I’m sitting on a bench. This one was given by the class of 1938 with the caption “Sun down and enjoy the beautiful view! — we did.” There’s a sprinkler whose range stops just short of the bench, though the breeze brings it close enough to feel some mist on my leg. It’s spinning a small radius of wet grass. A fair amount of the water probably evaporates before even reaching the soil. I’m imagining all the men of ’38 gathered around the bench. It makes me want to sit elsewhere. This place cares so much about its grass being green that it frequently ropes off areas and unrolls a new stretch like a carpet installation. There’s probably a chart somewhere on the hard drive of some development analyst that shows the positive relationship between how verdant the grass and the funds donated by those visiting their “alma mater,” literally “nourishing mother.” I don’t think I will refer to Dartmouth in this way.
I withdrew from Dartmouth during the second or third week of the summer term in 2021. I had been on consecutively since the previous fall. A previously dull and aching sensation of burnout became urgent. My eyes ached. My campus involvement dwindled down to largely nothing. I couldn’t force my body to submit to more screen time outside of the minimum demanded by class and classwork, and the virus kept me inside. I was meditating, cooking healthy meals, and exercising, but my wellbeing continued to deteriorate. I was doing everything right: reaching out for help, going to therapy, taking my pills, and limiting alcohol.
I made the decision to withdraw after watching a professor shame a student for not reading the assignment in front the whole class—all in crackly audio and low resolution. I pressed CMD-W to leave the meeting instantly. Where was all the compassion that emails and releases from the administration promised would be coming? I emailed my dean to be considered for withdrawal.
Before I could even speak to a counselor for an evaluation, I had to provide my address and the phone number of my local police department. Is that what care looks like? The medical leave system seems to be designed to remove struggling students from every facet of life at or based around Dartmouth. To get desperately needed rest, I lost my campus job, access to college health services, Dartmouth counseling, outdoor programming, public space on campus and even my housing community. My dean and the counselor I spoke to lauded my decision to protect my mental health. They also uncomfortably explained that to medically withdraw from classes meant my literal exile from Dartmouth. Any mental health professional will tell you that community is an integral part of healing. I don’t know if it’s incompetence or malice that was the guiding principle of our leave system. Perhaps that’s a false dichotomy.

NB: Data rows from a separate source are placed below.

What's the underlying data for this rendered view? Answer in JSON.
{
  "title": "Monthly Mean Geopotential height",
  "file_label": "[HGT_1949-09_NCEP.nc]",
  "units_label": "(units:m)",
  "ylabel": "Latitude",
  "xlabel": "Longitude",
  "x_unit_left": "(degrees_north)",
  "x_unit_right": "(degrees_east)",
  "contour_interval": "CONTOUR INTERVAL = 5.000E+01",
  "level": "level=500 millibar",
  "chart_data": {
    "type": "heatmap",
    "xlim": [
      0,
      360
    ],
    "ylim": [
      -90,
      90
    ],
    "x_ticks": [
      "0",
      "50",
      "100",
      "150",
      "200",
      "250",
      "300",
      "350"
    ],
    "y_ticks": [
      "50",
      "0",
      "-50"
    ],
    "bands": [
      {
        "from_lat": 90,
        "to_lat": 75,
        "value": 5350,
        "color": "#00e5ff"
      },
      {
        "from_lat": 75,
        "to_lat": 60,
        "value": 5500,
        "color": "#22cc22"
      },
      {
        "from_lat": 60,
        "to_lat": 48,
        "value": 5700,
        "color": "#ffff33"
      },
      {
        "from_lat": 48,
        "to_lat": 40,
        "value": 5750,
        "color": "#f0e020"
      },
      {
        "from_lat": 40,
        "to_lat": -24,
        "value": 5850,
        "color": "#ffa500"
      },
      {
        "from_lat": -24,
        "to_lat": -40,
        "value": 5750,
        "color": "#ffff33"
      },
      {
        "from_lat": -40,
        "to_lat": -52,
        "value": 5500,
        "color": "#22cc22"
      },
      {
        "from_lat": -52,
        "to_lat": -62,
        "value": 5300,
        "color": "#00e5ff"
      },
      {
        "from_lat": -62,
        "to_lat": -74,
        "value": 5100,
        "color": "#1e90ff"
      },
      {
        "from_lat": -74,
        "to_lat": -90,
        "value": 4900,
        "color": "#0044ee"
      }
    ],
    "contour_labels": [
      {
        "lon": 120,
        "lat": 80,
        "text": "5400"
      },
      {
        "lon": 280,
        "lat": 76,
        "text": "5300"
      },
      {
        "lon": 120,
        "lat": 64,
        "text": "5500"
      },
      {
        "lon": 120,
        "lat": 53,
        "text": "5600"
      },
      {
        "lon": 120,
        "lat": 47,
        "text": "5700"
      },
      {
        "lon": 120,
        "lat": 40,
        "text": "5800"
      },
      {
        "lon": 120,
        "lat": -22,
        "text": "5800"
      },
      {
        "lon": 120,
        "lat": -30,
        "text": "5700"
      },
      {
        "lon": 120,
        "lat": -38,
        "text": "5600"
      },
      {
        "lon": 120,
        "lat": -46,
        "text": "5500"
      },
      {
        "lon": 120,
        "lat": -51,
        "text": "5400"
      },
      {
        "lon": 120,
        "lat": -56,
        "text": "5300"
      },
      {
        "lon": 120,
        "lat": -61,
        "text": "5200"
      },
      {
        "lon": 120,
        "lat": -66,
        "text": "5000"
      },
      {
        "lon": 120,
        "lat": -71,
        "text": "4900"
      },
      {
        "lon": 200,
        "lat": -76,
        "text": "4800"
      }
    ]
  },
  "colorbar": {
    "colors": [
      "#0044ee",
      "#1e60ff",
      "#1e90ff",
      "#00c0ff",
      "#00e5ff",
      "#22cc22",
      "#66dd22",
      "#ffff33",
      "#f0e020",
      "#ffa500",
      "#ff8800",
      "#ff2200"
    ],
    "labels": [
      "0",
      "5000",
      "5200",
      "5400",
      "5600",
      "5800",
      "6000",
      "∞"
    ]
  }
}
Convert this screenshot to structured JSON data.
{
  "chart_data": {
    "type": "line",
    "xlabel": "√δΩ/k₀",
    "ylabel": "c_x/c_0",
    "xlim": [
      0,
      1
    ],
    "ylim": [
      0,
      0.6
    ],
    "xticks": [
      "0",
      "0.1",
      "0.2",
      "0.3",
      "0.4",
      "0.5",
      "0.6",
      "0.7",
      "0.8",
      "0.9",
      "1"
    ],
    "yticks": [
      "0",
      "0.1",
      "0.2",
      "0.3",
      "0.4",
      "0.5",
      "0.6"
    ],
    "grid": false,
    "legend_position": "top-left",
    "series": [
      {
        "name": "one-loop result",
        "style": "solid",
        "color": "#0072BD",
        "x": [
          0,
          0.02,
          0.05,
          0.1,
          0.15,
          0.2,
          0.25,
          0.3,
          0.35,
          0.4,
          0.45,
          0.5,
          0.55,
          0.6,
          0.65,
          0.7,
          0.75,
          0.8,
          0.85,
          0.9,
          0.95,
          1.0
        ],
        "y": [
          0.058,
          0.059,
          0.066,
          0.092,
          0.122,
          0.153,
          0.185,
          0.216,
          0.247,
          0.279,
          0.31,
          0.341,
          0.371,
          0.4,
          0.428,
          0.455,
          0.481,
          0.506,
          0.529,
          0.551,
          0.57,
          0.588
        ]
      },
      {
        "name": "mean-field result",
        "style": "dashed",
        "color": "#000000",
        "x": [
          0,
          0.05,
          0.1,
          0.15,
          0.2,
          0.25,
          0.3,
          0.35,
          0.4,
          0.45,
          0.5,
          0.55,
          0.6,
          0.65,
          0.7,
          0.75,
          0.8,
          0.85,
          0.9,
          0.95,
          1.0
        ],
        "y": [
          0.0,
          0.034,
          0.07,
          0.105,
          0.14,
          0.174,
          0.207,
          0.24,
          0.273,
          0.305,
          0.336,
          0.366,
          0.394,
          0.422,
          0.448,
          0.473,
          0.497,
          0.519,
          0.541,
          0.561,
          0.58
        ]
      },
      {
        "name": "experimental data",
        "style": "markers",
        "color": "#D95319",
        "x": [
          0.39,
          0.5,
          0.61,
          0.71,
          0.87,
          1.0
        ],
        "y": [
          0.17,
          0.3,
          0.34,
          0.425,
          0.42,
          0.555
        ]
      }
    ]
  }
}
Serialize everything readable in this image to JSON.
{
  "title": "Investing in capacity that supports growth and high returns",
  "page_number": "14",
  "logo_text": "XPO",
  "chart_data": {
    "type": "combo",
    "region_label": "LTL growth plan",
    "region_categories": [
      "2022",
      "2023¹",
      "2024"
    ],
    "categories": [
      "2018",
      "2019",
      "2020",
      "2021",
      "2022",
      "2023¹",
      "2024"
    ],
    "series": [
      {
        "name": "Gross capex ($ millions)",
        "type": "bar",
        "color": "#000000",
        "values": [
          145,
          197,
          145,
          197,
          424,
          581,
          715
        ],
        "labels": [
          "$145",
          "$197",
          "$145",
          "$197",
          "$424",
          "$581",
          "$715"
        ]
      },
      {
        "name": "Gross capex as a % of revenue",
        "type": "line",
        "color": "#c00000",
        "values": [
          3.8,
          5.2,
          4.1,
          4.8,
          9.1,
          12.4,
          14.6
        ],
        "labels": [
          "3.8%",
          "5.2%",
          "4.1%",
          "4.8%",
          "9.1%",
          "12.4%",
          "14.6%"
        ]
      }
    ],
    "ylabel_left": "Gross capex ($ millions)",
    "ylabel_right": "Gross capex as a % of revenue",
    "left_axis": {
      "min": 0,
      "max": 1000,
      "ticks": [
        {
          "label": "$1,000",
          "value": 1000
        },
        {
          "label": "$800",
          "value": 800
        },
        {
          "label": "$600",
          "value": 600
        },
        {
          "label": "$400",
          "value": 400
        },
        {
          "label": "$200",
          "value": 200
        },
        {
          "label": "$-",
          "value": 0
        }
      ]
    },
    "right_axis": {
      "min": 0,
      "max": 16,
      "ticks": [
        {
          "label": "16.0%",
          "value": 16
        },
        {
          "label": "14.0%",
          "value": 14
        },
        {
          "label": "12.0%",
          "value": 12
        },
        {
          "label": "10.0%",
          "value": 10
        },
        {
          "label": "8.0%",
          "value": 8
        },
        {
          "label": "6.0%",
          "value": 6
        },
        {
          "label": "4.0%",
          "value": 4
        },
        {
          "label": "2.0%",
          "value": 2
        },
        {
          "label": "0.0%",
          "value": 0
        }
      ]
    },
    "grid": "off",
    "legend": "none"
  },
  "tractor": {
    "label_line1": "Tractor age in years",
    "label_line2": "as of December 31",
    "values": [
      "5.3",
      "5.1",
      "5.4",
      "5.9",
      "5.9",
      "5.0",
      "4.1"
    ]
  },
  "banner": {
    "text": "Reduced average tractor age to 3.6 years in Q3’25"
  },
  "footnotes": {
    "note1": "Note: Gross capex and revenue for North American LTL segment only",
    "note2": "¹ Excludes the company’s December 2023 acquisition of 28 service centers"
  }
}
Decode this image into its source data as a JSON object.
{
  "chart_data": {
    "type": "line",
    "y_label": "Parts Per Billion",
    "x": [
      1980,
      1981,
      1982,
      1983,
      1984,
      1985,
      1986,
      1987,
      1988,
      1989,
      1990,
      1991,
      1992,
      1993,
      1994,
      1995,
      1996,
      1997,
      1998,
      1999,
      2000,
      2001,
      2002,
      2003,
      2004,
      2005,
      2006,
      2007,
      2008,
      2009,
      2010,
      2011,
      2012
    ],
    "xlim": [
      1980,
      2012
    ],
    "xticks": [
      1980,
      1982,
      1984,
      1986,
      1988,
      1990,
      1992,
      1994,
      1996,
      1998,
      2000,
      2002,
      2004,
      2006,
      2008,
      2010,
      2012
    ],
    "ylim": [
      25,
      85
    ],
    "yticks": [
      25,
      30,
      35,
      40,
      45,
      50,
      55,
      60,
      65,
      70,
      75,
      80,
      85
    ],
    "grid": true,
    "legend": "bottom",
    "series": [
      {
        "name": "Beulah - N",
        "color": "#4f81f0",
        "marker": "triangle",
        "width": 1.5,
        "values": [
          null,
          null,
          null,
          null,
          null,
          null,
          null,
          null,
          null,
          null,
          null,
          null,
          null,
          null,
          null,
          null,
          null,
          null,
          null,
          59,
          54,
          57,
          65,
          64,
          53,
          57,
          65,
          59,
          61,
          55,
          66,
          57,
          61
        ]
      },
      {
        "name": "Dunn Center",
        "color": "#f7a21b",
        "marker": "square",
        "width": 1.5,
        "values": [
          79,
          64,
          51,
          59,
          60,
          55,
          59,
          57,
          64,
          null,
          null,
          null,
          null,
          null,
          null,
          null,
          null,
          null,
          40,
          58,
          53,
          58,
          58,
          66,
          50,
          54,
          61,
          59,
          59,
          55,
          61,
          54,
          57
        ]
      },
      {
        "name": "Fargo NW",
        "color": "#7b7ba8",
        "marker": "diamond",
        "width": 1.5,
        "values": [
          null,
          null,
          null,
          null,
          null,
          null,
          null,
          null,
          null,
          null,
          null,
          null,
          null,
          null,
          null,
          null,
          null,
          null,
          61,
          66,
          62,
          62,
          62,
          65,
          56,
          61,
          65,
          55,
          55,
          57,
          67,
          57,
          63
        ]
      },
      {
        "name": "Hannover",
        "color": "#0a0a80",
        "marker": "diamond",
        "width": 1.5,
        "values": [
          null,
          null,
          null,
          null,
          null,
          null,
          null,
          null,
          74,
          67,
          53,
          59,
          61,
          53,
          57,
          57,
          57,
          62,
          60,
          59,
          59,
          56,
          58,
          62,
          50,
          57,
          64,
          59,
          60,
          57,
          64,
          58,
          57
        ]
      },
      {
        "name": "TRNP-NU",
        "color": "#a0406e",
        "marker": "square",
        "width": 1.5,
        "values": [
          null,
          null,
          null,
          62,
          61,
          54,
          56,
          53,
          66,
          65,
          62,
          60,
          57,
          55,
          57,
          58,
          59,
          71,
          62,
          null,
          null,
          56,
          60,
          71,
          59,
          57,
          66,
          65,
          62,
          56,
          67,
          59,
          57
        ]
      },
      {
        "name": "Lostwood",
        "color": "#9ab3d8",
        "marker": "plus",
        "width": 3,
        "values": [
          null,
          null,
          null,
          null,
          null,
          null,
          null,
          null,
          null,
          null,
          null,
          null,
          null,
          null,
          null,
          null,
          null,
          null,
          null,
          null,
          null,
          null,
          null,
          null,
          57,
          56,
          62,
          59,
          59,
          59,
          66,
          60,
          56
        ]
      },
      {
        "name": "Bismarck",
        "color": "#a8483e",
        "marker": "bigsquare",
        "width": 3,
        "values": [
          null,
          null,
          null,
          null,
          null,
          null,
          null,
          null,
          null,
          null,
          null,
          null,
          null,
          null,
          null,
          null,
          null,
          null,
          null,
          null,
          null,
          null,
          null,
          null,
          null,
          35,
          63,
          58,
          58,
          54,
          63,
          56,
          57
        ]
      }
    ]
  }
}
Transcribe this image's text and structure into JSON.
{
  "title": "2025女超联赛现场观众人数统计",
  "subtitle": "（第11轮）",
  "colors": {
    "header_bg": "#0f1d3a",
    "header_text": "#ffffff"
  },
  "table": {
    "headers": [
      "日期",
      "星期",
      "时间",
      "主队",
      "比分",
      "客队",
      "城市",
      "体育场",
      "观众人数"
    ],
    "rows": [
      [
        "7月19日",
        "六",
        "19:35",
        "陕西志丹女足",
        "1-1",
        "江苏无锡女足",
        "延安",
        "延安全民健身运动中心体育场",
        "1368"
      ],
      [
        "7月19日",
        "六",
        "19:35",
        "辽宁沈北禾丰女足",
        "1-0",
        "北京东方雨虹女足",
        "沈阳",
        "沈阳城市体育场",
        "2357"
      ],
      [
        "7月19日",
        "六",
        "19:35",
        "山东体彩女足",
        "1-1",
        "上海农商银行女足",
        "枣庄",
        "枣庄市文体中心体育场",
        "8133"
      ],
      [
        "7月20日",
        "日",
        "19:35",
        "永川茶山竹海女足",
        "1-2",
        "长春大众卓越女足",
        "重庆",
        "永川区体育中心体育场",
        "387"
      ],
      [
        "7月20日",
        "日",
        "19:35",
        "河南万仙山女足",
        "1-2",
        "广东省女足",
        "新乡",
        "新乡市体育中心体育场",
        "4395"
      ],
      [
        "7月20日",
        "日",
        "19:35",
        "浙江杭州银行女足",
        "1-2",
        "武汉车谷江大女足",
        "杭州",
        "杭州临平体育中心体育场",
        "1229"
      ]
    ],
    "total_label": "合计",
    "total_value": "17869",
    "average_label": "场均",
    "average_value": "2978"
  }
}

How does the college expect students to choose between healing and support? Sometimes the college chooses for you and forces you on leave. I withdrew voluntarily and luckily, I had a therapist outside of the college’s reach and I had secure, off-campus housing. I had a job outside of the college’s payroll. I don’t rely on the college for a visa. But plenty of folks rely on Dartmouth for one or more of those things.
I wish this place nourished its students the way it nourishes its grass. This train of thought makes me angry. I’m angry because I looked at a sprinkler in the daytime. I was trying to enjoy my chicken Caesar salad, sold to me at an egregious markup. Some of the lettuce on the bottom is so cold from the refrigerator case that it hurts my teeth. Some of the dressing landed on my shorts. I want to enjoy the view.
I think of the small plank of wood that memorializes Beau DuBray by mink brook. Every now and then I go to it, put my fingers on the sharpie and woodgrain. Sometimes I say something like “I hope you’re doing ok out there” and I wonder if I am saying it for me or for him. I feel the grooves on the bark and how they extend into the Earth, this tree’s roots entangled with all the others nearby in a network of fungi and electricity. I spent many years thinking of trees as individuals, but as Muriel Rukeyser says of Islands: “O for God’s sake / they are connected underneath.” I never had the fortune to meet Beau, but I feel a loyalty to him: I’ve lost several friends to suicide of the years, and I have struggled with debilitating depression while at Dartmouth. I think of that stanza of howl where Ginsberg just keeps shouting “Moloch!” Sometimes I feel like I am losing my mind but I know that it’s this place that is insane. Free ice cream sundaes. Adirondack chairs around fancy tables with propane fires. Mindfulness check-ins. So many programs and trinkets that don’t manage to keep people alive. Dartmouth is an endowment that happens to offer classes. At the risk of sounding prescriptive, I will offer this: find community. If you can’t find one that feels right, make it. Center people, not institutions. Believe what Dartmouth does, not what it says.